Ma è proprio in un’azzardata geografia dell’anima che si manifesta tutta la bravura di Didion, in grado di trasformare l’appartenenza a un luogo nell’eterna dialettica tra radicamento e straniamento, riflessa in tutti i personaggi dei suoi romanzi, soprattutto in quelli femminili. Lily, protagonista di Run River lascia apparire quelle che saranno la Maria di Prendila così o la Charlotte di Diglielo da parte mia, donne in cui la fragilità diventa una sorta di corazza di azzeramento dal mondo, donne che sembrano vivere a due passi dalle loro azioni, alienate dall’agire come dal desiderio, scisse tra cinismo e smarrimento, tra inerzia e fierezza, intente a costruire questa fragilità come fosse un lavoro di artigianato, per poi osservarlo con un distacco impietoso e ironico: “Lily non riusciva a immaginarsi con i capelli bianchi: intanto non aveva neanche trentasette anni, e poi aveva sempre considerato il suo stile straordinariamente fragile. Con i capelli grigi non potevi sembrare straordinariamente fragile, potevi solo sembrare fragile”.

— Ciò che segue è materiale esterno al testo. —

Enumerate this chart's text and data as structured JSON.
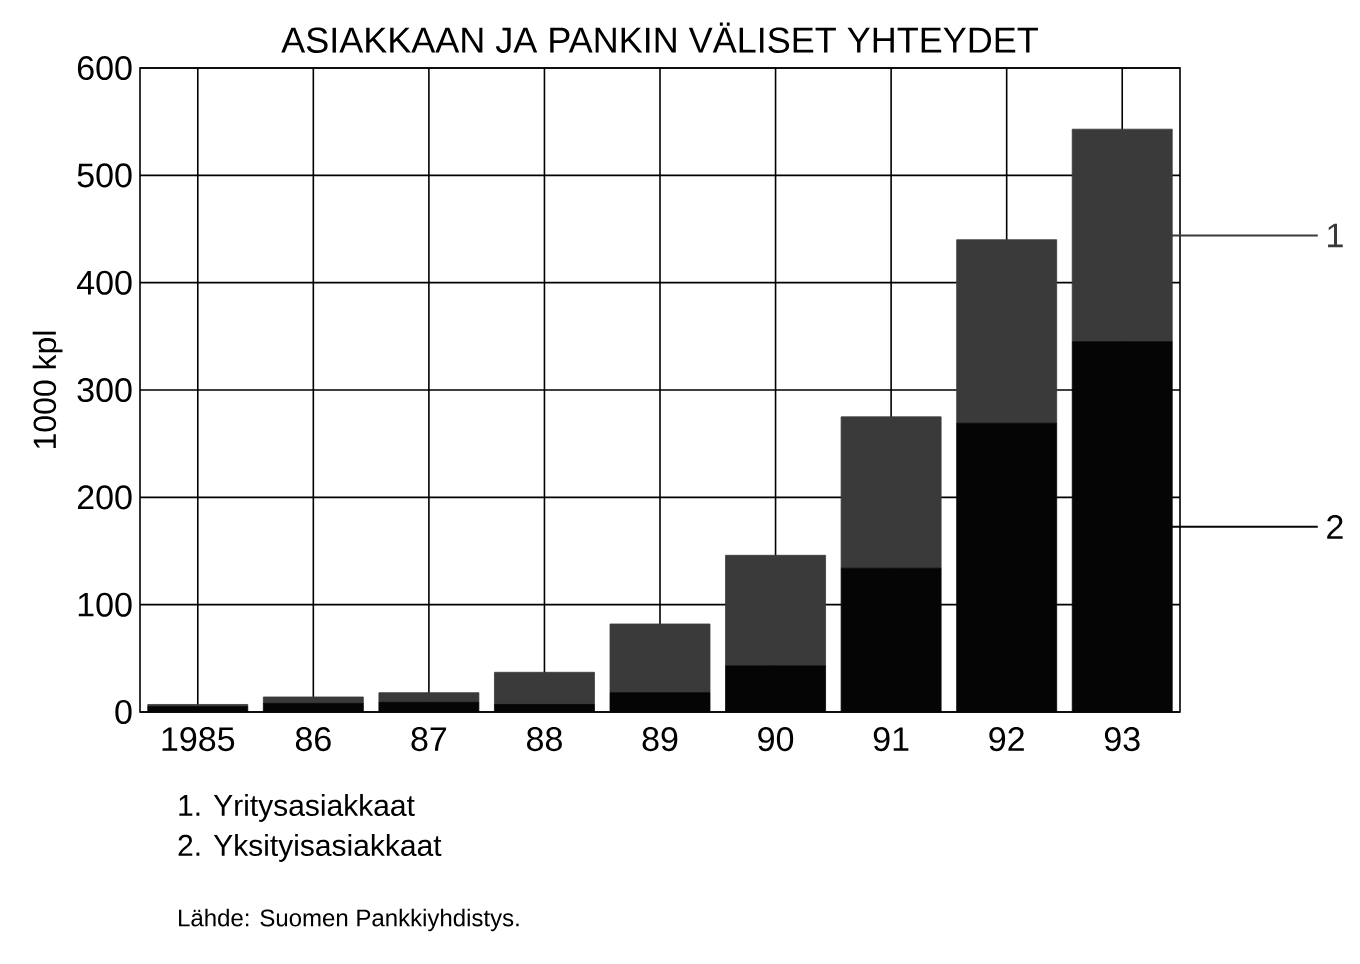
{
  "chart_data": {
    "type": "bar",
    "title": "ASIAKKAAN JA PANKIN VÄLISET YHTEYDET",
    "ylabel": "1000 kpl",
    "categories": [
      "1985",
      "86",
      "87",
      "88",
      "89",
      "90",
      "91",
      "92",
      "93"
    ],
    "stacked": true,
    "series": [
      {
        "name": "2",
        "color": "#050505",
        "values": [
          5,
          8,
          9,
          7,
          18,
          43,
          134,
          269,
          345
        ]
      },
      {
        "name": "1",
        "color": "#3a3a3a",
        "values": [
          2,
          6,
          9,
          30,
          64,
          103,
          141,
          171,
          198
        ]
      }
    ],
    "legend": "right",
    "ylim": [
      0,
      600
    ],
    "yticks": [
      0,
      100,
      200,
      300,
      400,
      500,
      600
    ],
    "grid": true,
    "annotations": [
      "1. Yritysasiakkaat",
      "2. Yksityisasiakkaat",
      "Lähde: Suomen Pankkiyhdistys."
    ]
  }
}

Lily è sposata con Everett McClellan, proprietario del ranch, e il libro ha inizio nell’estate del ’59, la notte in cui Everett spara a Ryder Channing: il parvenu, amante di sua moglie e di sua sorella Martha. Lo sparo arriva a Lily solo attraverso il riverbero del suono, come ogni altra cosa, al tempo stesso inevitabile e distante. A quel punto il racconto non segue le conseguenze dell’omicidio, ma si snoda in un lungo flash-back dal ’38 al ’59 sull’incontro e il rapporto tra Lily ed Everett. Potrebbe sembrare una formula per postulare il determinismo: come siamo arrivati a questo punto? Ripercorrere i condizionamenti, le paure e gli sbagli che hanno portato alla disintegrazione di un matrimonio. E dopo il matrimonio, ai silenzi coperti dai drink, “il completo da martire di Everett”, le feste a cui togliere l’audio e contare sulle stesse facce, gli stessi giochi e “le stesse Jennie qualunque”. Ma per Didion le scappatoie dal determinismo sono insite nella fragilità di cui parlavo, che ha dentro di sé una forma di resistenza volubile; così, quella che sembra una solida catena di eventi perde fiducia nel proprio meccanismo, cedendo il passo a una sospensione, quasi un’ottusità radicale di fronte alle più elementari dinamiche del mondo. Martha, più acuta di Everett nel sintetizzare il carattere di Lily, parlerà di lei in questi termini: “Voglio dire, Lily non riesce a dire cose semplici come ‘grazie’ o ‘preferirei di no’ o ‘potrei avere dell’altro caffè?” […] “Non voglio essere cattiva con Lily, sto solo evidenziando qualcosa di interessante. Qualcuno tiene la porta aperta per Lily in un ferramenta e lei pensa di dover affrontare una situazione estremamente complessa”. Quindi, sì, forse è sempre un po’ tardi per scegliere, perché il punto cristallino di una scelta non esiste. E quando si critica Didion perché i suoi personaggi, più che vivere, sembrano attraversare la vita, mi viene da pensare che sia esattamente così; ma non è ciò che facciamo tutti, se non vogliamo cedere all’accanimento delle intenzioni?